Tryptophan and kynurenine plasma concentrations were measured by using the tryptophan ELISA (Rocky Mountain Diagnostics, Colorado Springs, CO, USA; Catalog number BA E-2700) and kynurenine ELISA commercial kits (Rocky Mountain Diagnostics, Colorado Springs, CO, USA; catalog number BA E-2200). For tryptophan measurement, 20 μl of plasma were precipitated, the recovered supernatants were derivatized, and the product was used to perform the ELISA according to the manufacturer’s instructions. For kynurenine assay, 10 μl of plasma were acylated and used to perform the ELISA according to the manufacturer’s instructions. The data are presented as the ratio between kynurenine and tryptophan (Kyn/Tryp) levels.

Luminex.

Cryopreserved peripheral blood mononuclear cells (PBMCs) or lymphoid cells isolated from lymph nodes were thawed in a 37°C water bath.

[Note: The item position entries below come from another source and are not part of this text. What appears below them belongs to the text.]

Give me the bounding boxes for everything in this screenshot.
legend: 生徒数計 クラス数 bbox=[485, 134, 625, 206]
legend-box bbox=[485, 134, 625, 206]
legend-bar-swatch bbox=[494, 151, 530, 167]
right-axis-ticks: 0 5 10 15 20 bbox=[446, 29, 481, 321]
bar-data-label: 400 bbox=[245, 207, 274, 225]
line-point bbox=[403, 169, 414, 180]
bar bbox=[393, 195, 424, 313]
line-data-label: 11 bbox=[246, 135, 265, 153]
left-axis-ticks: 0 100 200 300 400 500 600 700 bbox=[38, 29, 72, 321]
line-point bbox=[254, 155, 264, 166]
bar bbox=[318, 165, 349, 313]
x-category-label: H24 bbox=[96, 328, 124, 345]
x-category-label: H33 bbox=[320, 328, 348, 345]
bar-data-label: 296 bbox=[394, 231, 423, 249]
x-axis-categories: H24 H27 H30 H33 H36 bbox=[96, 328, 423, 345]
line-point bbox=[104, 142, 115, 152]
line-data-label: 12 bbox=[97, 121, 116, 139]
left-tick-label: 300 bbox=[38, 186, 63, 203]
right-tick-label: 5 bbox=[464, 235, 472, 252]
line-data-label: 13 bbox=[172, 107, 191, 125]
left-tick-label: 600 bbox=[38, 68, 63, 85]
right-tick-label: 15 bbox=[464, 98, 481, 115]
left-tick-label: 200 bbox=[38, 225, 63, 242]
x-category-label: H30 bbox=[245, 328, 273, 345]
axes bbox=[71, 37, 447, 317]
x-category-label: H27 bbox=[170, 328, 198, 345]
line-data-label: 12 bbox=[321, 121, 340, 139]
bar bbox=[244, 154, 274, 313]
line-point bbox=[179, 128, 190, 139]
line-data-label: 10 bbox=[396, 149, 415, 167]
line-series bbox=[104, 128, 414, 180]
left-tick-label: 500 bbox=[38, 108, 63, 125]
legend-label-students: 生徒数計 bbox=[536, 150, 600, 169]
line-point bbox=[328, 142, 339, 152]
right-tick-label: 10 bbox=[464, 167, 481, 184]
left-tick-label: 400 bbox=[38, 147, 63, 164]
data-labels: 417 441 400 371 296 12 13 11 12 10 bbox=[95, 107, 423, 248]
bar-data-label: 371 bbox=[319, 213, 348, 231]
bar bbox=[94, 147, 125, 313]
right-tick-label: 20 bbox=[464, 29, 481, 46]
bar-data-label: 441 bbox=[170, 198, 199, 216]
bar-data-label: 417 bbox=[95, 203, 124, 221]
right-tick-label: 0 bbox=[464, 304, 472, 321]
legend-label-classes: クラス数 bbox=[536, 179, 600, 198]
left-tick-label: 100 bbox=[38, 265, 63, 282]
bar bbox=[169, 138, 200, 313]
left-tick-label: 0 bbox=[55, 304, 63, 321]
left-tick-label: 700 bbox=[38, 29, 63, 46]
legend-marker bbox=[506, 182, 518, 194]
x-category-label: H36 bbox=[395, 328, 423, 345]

The cells were then transferred in R10 medium (RPMI 1640, 10% FBS, 1× Anti-Anti), washed, and resuspended in R10 medium at 2 million cells/ml in a 96-well u-bottom plate. Cells were unstimulated or stimulated with env peptide pool (final concentration of 2 μg/ml) in the presence of purified mouse anti-human CD28 antibody at a final concentration of 0.5 μg/ml (BD Biosciences, San Jose, CA; catalog no. 556620) for 48 h. At the end of the incubation, the cells were pelleted by centrifuging at 1,000 × g, and supernatants were collected and stored at −80°C.

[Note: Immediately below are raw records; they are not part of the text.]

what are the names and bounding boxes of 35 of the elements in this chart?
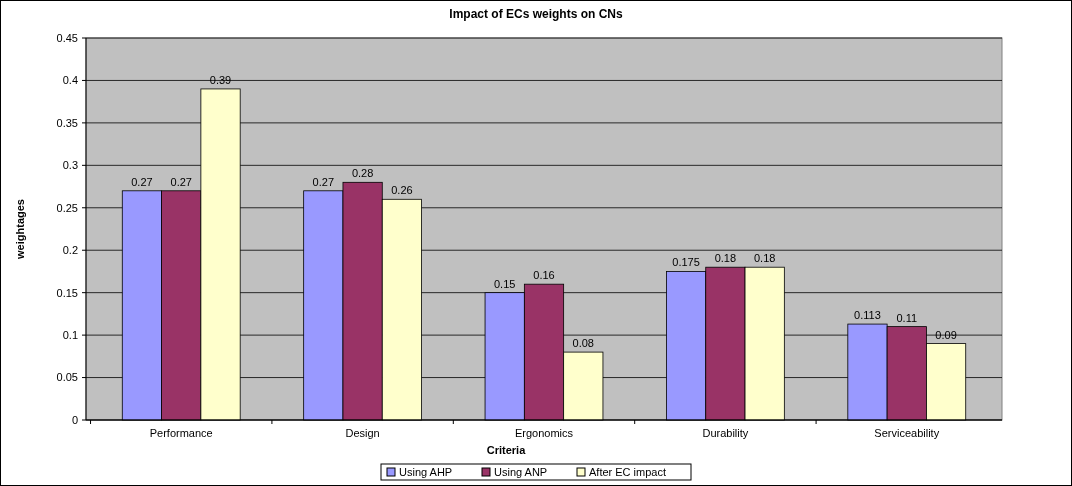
x-tick-label: Ergonomics — [514, 427, 574, 439]
y-tick-label: 0.3 — [62, 159, 78, 172]
y-tick-label: 0.05 — [56, 371, 78, 384]
data-label: 0.11 — [896, 311, 918, 324]
data-label: 0.08 — [572, 337, 595, 350]
y-axis-title: weightages — [14, 199, 26, 260]
x-axis-title: Criteria — [486, 444, 527, 456]
data-label: 0.16 — [533, 269, 555, 282]
data-label: 0.113 — [854, 309, 881, 322]
data-label: 0.18 — [714, 252, 737, 265]
legend-label: Using ANP — [494, 466, 548, 478]
data-label: 0.09 — [935, 328, 957, 341]
data-label: 0.28 — [351, 167, 374, 180]
chart-title: Impact of ECs weights on CNs — [449, 7, 623, 21]
data-label: 0.27 — [131, 175, 153, 188]
data-label: 0.27 — [312, 175, 335, 188]
y-tick-label: 0.35 — [56, 116, 78, 129]
data-label: 0.27 — [170, 175, 192, 188]
x-tick-label: Serviceability — [874, 427, 940, 439]
legend-label: Using AHP — [399, 466, 453, 478]
x-tick-label: Performance — [149, 427, 213, 439]
y-tick-label: 0.15 — [56, 286, 78, 299]
y-tick-label: 0.2 — [62, 244, 78, 257]
data-label: 0.26 — [391, 184, 413, 197]
y-tick-label: 0.4 — [62, 74, 78, 87]
y-tick-label: 0.25 — [56, 201, 78, 214]
y-tick-label: 0.1 — [62, 328, 78, 341]
x-tick-label: Durability — [702, 427, 749, 439]
data-label: 0.18 — [753, 252, 776, 265]
y-tick-label: 0.45 — [56, 31, 78, 44]
data-label: 0.175 — [672, 256, 700, 269]
data-label: 0.15 — [493, 277, 516, 290]
y-tick-label: 0 — [71, 413, 78, 426]
x-tick-label: Design — [345, 427, 380, 439]
legend-label: After EC impact — [589, 466, 667, 478]
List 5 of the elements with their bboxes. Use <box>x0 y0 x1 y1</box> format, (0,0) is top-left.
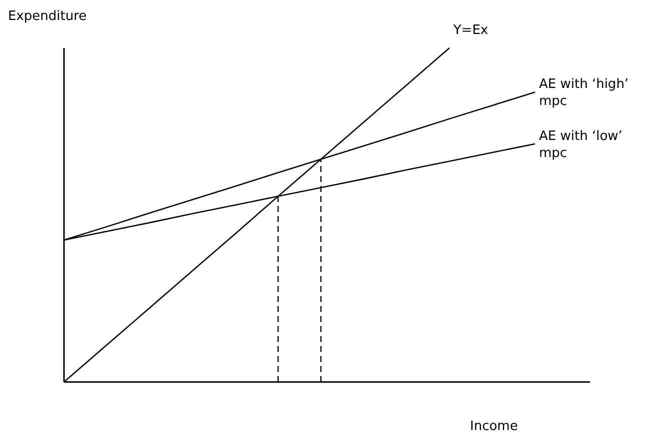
series-label: AE with ‘high’ mpc <box>539 77 629 110</box>
series-label: Y=Ex <box>452 23 488 38</box>
y-axis-title: Expenditure <box>8 9 87 24</box>
x-axis-title: Income <box>470 419 518 434</box>
series-label: AE with ‘low’ mpc <box>539 128 622 161</box>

Cryopreserved supernatants were analyzed using three Milliplex nonhuman primate multiplex assays (EMD Millipore Corporation, Billerica, MA). The following targets were assayed following manufacturer instructions: IL-2, IL-4, IL-10, IFN-γ (catalog number PRCYTOMAG-40K-11), and IL-21 (catalog number PRCYT2MAG-40K-04). Plasma of 12 animals from the ALVAC group and 8 animals from the CD40L group were analyzed for soluble CD40L (Milliplex map kit, catalog number PRCYTOMAG-40K). Briefly, after thawing the samples in ice, 25 μl of each supernatant was loaded into the plate, and 25 μl of assay buffer and 25 μl of magnetic beads were added. The plates were incubated with agitation at 4°C for 18 h. At the end of the incubation, the plates were washed, and 25 μl of detection antibody were added to each well and incubated for 1 h at room temperature. Then, 25 μl of streptavidin-PE was added and incubated for 30 min at room temperature. Finally, wells were washed, 150 μl of sheath fluid was added, and samples were acquired on a Bio-Plex 200 system (Bio-Rad, Hercules, CA).

SIV viral load and CD4⁺ T cell number.

SIV_mac251 in plasma was quantified by nucleic acid sequence-based amplification as previously described (69). SIV-DNA was quantified in mucosal tissues 3 weeks post SIV infection by a real-time quantitative PCR (qPCR) assay with sensitivity up to 10 copies/10⁶ cells as previously described (70). CD4⁺ T-cell counts were periodically determined from whole blood by flow cytometry as previously described (71).

Statistical analysis.

The Mann-Whitney-Wilcoxon test for continuous factors was used to compare means of groups. A P value of <0.05 was considered evidence of a difference or trend, without correction for multiple comparisons except as noted. The Cochran-Armitage test was used for categorical data analysis. Correlation analysis was performed using the Spearman rank correlation method with exact permutation P values calculated. The number of challenges before viral acquisition was assessed using the log rank test of the discrete-time proportional hazards model.